Are the Washington Post and CNN credible as definers of truth with Twitter. Or is Facebook? Sliding down the slippery slope of censorship.

Instead. Instagram is encouraging everyone to Find More to Heart.

Objectively Speaking

NYTimes article about Ronan Farrow’s “Resistance Journalism”.  In other words, he did not prove many of his inflammatory conspiracy theories. Sound familiar? Journalism is an anachronism in this media environment. Cable News always has a clear bias and agenda as do most networks. Newspapers have had a point of view for decades. It’s rare to find any true journalists anymore. Ronan Farrow is clearly not one, either. Most people are happy to read what they want to believe on the left or right, that matches their righteous indignation and moral outrage. But. It’s a sad commentary on what once was an honored profession.

Frank Bruni wondered whether it is better to vote for a “confused” or “corrupt” candidate. Is that the choice we’re left with? If Biden’s bumper sticker is I’m not Him, it’s as uninspired as I’m with Her was in 2016. No driving message to vote FOR.

And. While I’m at it. If Sports announcers don’t change their remote commentary to fit the times with a lot more enthusiasm and detailed color, it’ll be a boring slog without fans or multiple cameras in real time.
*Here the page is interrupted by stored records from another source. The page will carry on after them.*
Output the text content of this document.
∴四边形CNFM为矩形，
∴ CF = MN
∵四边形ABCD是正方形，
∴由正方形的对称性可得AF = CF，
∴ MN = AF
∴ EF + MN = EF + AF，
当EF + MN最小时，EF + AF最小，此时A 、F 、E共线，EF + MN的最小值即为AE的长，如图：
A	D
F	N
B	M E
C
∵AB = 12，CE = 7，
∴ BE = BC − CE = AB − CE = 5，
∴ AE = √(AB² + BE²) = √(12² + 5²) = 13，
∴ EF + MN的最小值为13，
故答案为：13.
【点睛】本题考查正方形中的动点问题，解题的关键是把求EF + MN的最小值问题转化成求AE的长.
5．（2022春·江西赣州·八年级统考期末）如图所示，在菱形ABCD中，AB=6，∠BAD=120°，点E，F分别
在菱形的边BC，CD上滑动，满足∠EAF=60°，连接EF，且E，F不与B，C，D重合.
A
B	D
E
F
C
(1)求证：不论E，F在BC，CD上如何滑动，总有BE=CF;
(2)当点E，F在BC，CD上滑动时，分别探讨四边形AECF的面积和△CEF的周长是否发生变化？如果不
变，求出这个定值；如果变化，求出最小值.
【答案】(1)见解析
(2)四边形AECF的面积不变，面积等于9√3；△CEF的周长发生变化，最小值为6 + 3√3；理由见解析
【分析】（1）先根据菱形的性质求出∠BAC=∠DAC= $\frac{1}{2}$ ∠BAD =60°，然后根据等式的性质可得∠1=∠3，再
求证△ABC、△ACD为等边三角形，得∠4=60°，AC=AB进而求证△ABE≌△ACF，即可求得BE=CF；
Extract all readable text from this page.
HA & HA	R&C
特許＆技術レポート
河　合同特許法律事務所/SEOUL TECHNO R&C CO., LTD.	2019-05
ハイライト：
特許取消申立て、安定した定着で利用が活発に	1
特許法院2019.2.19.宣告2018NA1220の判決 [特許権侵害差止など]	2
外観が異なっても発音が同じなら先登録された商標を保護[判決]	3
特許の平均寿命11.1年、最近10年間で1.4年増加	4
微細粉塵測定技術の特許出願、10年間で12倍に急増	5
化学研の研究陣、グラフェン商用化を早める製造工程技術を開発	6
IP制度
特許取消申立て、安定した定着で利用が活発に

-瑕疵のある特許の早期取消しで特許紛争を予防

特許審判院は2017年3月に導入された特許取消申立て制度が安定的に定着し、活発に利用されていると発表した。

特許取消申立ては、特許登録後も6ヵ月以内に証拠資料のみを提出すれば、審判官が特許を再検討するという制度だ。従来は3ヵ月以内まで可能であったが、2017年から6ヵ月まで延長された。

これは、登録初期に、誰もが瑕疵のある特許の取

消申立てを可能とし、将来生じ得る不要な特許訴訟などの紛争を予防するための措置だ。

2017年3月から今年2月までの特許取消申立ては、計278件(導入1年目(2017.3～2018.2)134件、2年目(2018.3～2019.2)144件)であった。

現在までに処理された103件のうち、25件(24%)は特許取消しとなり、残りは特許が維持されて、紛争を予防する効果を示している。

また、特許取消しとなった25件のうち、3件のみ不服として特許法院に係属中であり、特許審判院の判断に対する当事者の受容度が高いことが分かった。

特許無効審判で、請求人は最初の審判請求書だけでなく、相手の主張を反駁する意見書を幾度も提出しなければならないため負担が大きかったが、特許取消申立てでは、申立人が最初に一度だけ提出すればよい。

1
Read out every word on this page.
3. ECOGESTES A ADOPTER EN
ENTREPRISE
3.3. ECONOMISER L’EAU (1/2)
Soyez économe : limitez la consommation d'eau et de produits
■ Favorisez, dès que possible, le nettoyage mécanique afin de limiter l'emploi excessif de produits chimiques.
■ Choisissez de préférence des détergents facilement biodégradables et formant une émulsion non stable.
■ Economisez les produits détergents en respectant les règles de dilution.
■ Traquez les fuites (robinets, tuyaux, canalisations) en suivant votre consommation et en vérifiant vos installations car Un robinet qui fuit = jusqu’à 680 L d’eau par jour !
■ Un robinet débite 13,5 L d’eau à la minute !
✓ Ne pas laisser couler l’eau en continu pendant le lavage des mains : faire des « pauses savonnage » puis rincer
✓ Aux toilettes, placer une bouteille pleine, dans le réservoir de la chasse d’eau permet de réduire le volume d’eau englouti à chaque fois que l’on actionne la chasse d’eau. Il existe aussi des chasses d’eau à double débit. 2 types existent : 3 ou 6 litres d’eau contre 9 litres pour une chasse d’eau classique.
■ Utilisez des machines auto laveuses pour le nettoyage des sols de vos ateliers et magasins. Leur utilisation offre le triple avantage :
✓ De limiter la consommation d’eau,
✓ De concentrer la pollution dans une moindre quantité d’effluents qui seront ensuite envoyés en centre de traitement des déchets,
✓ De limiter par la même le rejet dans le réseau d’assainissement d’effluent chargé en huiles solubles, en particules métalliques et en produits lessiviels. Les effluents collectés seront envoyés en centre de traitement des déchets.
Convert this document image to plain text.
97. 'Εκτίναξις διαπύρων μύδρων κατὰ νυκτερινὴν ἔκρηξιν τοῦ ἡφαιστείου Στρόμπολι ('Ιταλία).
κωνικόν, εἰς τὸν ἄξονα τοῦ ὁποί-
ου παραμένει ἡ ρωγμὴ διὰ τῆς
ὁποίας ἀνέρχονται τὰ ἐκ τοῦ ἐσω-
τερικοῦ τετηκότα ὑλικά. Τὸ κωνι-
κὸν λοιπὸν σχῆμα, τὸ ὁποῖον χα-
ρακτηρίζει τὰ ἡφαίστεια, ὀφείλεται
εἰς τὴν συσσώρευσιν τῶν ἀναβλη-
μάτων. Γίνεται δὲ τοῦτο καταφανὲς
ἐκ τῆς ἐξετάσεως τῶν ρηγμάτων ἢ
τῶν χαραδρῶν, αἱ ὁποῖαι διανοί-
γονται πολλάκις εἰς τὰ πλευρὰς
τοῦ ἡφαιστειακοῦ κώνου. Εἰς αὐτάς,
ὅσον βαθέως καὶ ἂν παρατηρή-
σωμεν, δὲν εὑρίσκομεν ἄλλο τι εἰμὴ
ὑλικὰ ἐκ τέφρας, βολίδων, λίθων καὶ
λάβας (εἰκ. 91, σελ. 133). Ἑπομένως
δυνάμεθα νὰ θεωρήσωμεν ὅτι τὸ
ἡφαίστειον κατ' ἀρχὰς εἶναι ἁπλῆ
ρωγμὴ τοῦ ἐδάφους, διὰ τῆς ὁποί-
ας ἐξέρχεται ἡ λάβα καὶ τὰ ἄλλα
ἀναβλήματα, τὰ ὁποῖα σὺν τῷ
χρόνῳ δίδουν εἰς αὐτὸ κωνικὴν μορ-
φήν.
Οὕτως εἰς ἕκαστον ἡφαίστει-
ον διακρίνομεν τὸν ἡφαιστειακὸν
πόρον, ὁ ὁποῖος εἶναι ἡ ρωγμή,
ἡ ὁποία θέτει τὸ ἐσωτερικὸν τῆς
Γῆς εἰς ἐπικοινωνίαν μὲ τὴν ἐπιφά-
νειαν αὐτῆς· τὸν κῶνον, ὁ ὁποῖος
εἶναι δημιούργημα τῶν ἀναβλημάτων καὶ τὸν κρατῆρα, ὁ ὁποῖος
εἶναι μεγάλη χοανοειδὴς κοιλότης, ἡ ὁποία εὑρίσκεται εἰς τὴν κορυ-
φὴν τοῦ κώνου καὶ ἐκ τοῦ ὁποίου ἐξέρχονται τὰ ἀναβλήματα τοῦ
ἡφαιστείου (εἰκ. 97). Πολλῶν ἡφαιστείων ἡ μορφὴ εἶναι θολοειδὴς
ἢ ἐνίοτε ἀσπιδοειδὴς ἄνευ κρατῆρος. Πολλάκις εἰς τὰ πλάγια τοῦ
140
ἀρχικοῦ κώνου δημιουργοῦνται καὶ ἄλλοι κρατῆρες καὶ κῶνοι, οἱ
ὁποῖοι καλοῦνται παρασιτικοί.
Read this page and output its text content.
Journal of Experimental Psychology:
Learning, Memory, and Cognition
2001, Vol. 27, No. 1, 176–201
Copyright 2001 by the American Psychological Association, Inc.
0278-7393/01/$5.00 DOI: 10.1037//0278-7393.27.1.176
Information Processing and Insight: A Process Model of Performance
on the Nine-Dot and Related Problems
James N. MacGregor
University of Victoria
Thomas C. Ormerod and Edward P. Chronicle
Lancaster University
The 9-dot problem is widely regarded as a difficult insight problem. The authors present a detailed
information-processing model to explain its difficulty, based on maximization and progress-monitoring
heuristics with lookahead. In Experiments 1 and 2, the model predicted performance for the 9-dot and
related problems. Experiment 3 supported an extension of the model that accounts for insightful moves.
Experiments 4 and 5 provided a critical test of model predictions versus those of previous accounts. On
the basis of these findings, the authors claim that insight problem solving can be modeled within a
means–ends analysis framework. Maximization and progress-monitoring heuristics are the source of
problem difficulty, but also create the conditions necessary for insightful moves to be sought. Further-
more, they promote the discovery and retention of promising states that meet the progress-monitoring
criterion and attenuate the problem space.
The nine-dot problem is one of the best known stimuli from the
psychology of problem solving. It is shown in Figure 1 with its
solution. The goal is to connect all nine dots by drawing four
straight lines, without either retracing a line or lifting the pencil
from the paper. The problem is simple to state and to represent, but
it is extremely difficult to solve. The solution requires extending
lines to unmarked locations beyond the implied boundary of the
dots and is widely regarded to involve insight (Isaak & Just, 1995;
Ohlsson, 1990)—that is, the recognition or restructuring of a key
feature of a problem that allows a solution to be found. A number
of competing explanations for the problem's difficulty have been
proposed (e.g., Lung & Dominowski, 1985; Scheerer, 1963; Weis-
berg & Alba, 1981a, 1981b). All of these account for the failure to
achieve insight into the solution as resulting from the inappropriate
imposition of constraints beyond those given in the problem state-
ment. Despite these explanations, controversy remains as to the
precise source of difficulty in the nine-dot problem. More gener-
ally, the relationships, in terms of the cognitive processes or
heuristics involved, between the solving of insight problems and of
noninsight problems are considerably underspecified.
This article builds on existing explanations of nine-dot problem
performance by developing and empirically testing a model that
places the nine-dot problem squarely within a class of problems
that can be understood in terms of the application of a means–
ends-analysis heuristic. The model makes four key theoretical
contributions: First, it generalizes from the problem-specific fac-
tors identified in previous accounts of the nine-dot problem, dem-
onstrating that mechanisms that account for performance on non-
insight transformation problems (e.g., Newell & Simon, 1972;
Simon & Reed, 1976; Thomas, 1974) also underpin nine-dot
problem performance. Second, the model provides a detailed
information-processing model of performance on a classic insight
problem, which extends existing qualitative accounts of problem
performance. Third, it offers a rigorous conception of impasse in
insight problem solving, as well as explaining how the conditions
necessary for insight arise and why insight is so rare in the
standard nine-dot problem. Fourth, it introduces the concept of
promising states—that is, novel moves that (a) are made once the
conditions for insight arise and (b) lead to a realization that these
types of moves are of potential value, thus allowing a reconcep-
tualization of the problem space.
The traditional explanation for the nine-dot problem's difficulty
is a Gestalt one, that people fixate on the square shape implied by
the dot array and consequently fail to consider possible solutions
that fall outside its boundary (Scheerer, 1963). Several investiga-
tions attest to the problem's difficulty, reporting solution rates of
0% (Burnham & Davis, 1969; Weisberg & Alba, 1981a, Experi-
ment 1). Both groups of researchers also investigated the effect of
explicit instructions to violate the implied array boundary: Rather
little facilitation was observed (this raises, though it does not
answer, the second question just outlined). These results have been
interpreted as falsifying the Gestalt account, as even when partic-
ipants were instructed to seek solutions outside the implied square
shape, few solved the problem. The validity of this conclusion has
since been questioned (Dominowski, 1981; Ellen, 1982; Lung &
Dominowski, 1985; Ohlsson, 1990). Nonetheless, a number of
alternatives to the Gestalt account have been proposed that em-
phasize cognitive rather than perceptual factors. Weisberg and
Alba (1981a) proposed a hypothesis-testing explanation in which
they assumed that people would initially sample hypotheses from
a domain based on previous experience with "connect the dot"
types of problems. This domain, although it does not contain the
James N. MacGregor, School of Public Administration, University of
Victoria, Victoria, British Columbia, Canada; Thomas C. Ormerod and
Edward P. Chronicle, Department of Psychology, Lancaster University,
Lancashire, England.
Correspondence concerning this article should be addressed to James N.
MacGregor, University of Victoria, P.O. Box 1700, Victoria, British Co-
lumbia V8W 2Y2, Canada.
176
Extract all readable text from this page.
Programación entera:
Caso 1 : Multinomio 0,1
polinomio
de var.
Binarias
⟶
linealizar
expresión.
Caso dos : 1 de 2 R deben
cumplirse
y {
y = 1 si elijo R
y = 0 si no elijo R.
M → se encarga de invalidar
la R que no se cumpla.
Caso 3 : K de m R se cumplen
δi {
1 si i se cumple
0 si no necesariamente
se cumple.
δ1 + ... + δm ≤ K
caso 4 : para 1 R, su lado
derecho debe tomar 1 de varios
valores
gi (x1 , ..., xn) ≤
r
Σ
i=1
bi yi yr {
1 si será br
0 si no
The Skins golf exhibition was unwatchable for more than ten minutes.

Grand Jeté

A gracefully athletic move in ballet. Taking a leap like today. Hard to believe that Sadie Hawkins is relevant in 2020. Men typically still “propose” to women. Only on this leap day can a woman “ask” the man to marry. Equal rights and pay? Not if these traditions stay.

South Carolina primary. Will voters keep Biden in the race or continue the Bernie revolution into Super Tuesday. Bloomberg will be buying ads ’til the end either way. And. For $17m Tony Romo remains at CBS. Yay.

As coronavirus panic-demic dominates the news, it’s a good time to be an agoraphobe.